Dive Brief:
- Merck & Co. will pay Moderna $250 million for joint rights to a personalized cancer vaccine under development by the two companies.
- The decision comes as the companies prepare for a fourth-quarter release of data from a significant trial of the vaccine in patients with high-risk melanoma. The Keynote-942 trial includes 157 patients who are either receiving Merck’s top-selling cancer drug Keytruda or a combination of Keytruda and the cancer vaccine, dubbed mRNA-4157.
- Under the expanded agreement, Merck and Moderna will share costs and profits from the vaccine equally. They will also collaborate on both development and marketing, according to a statement released Wednesday.
Dive Insight:
The cash infusion isn’t as significant for Moderna after the biotech hit a home run with the quick development of its COVID-19 vaccine in 2020. Still, Merck’s decision to exercise its option offers a major vote of confidence in the biotech’s cancer vaccine technology.

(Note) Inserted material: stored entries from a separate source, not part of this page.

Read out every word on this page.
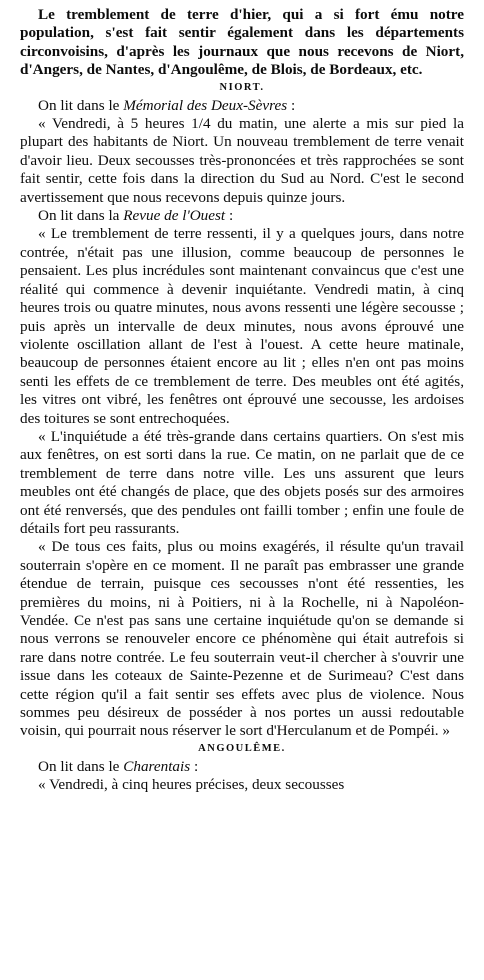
Le tremblement de terre d'hier, qui a si fort ému notre population, s'est fait sentir également dans les départements circonvoisins, d'après les journaux que nous recevons de Niort, d'Angers, de Nantes, d'Angoulême, de Blois, de Bordeaux, etc.

NIORT.

On lit dans le Mémorial des Deux-Sèvres :

« Vendredi, à 5 heures 1/4 du matin, une alerte a mis sur pied la plupart des habitants de Niort. Un nouveau tremblement de terre venait d'avoir lieu. Deux secousses très-prononcées et très rapprochées se sont fait sentir, cette fois dans la direction du Sud au Nord. C'est le second avertissement que nous recevons depuis quinze jours.

On lit dans la Revue de l'Ouest :

« Le tremblement de terre ressenti, il y a quelques jours, dans notre contrée, n'était pas une illusion, comme beaucoup de personnes le pensaient. Les plus incrédules sont maintenant convaincus que c'est une réalité qui commence à devenir inquiétante. Vendredi matin, à cinq heures trois ou quatre minutes, nous avons ressenti une légère secousse ; puis après un intervalle de deux minutes, nous avons éprouvé une violente oscillation allant de l'est à l'ouest. A cette heure matinale, beaucoup de personnes étaient encore au lit ; elles n'en ont pas moins senti les effets de ce tremblement de terre. Des meubles ont été agités, les vitres ont vibré, les fenêtres ont éprouvé une secousse, les ardoises des toitures se sont entrechoquées.

« L'inquiétude a été très-grande dans certains quartiers. On s'est mis aux fenêtres, on est sorti dans la rue. Ce matin, on ne parlait que de ce tremblement de terre dans notre ville. Les uns assurent que leurs meubles ont été changés de place, que des objets posés sur des armoires ont été renversés, que des pendules ont failli tomber ; enfin une foule de détails fort peu rassurants.

« De tous ces faits, plus ou moins exagérés, il résulte qu'un travail souterrain s'opère en ce moment. Il ne paraît pas embrasser une grande étendue de terrain, puisque ces secousses n'ont été ressenties, les premières du moins, ni à Poitiers, ni à la Rochelle, ni à Napoléon-Vendée. Ce n'est pas sans une certaine inquiétude qu'on se demande si nous verrons se renouveler encore ce phénomène qui était autrefois si rare dans notre contrée. Le feu souterrain veut-il chercher à s'ouvrir une issue dans les coteaux de Sainte-Pezenne et de Surimeau? C'est dans cette région qu'il a fait sentir ses effets avec plus de violence. Nous sommes peu désireux de posséder à nos portes un aussi redoutable voisin, qui pourrait nous réserver le sort d'Herculanum et de Pompéi. »

ANGOULÊME.

On lit dans le Charentais :

« Vendredi, à cinq heures précises, deux secousses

The goal is to tailor treatments to specific tumor mutations so the body’s immune system can better attack cancer cells. The work starts with tissue samples from the patient. Researchers study both normal and tumor cells in the samples to understand a patient’s specific mutations, then design a personalized vaccine that can be manufactured and administered within weeks.
The Keynote-942 trial is designed to follow patients for a year after surgery to remove melanoma tumors. The primary endpoint is survival without recurrence of disease; researchers are also looking for overall survival and distant metastasis-free survival. The companies are hoping to see an improvement over the use of Keytruda alone.

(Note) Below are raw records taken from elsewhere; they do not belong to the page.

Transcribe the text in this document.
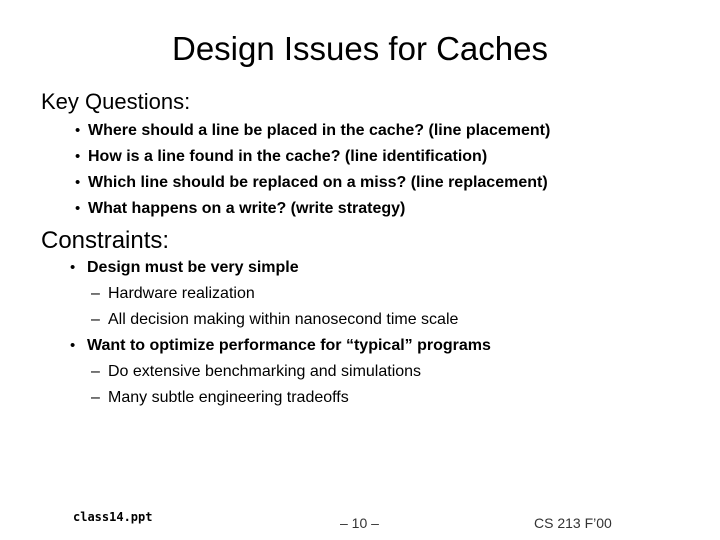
Design Issues for Caches
Key Questions:
• Where should a line be placed in the cache? (line placement)
• How is a line found in the cache? (line identification)
• Which line should be replaced on a miss? (line replacement)
• What happens on a write? (write strategy)
Constraints:
• Design must be very simple
– Hardware realization
– All decision making within nanosecond time scale
• Want to optimize performance for “typical” programs
– Do extensive benchmarking and simulations
– Many subtle engineering tradeoffs

class14.ppt	– 10 –	CS 213 F’00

Merck and Moderna first began working together in January 2015, with the big drugmaker making a $50 million investment in the then-private biotech as part of a deal to develop mRNA vaccines and treatments. They teamed up again the following year to work on personalized cancer vaccines and, in 2018, expanded the partnership, with Merck taking over the clinical development of a cancer vaccine known as mRNA-5671. Merck abandoned that program earlier this year, however.
Merck plans to expense the latest $250 million payment to Moderna in the third quarter.
Moderna shares climbed 10% in trading on Wednesday morning.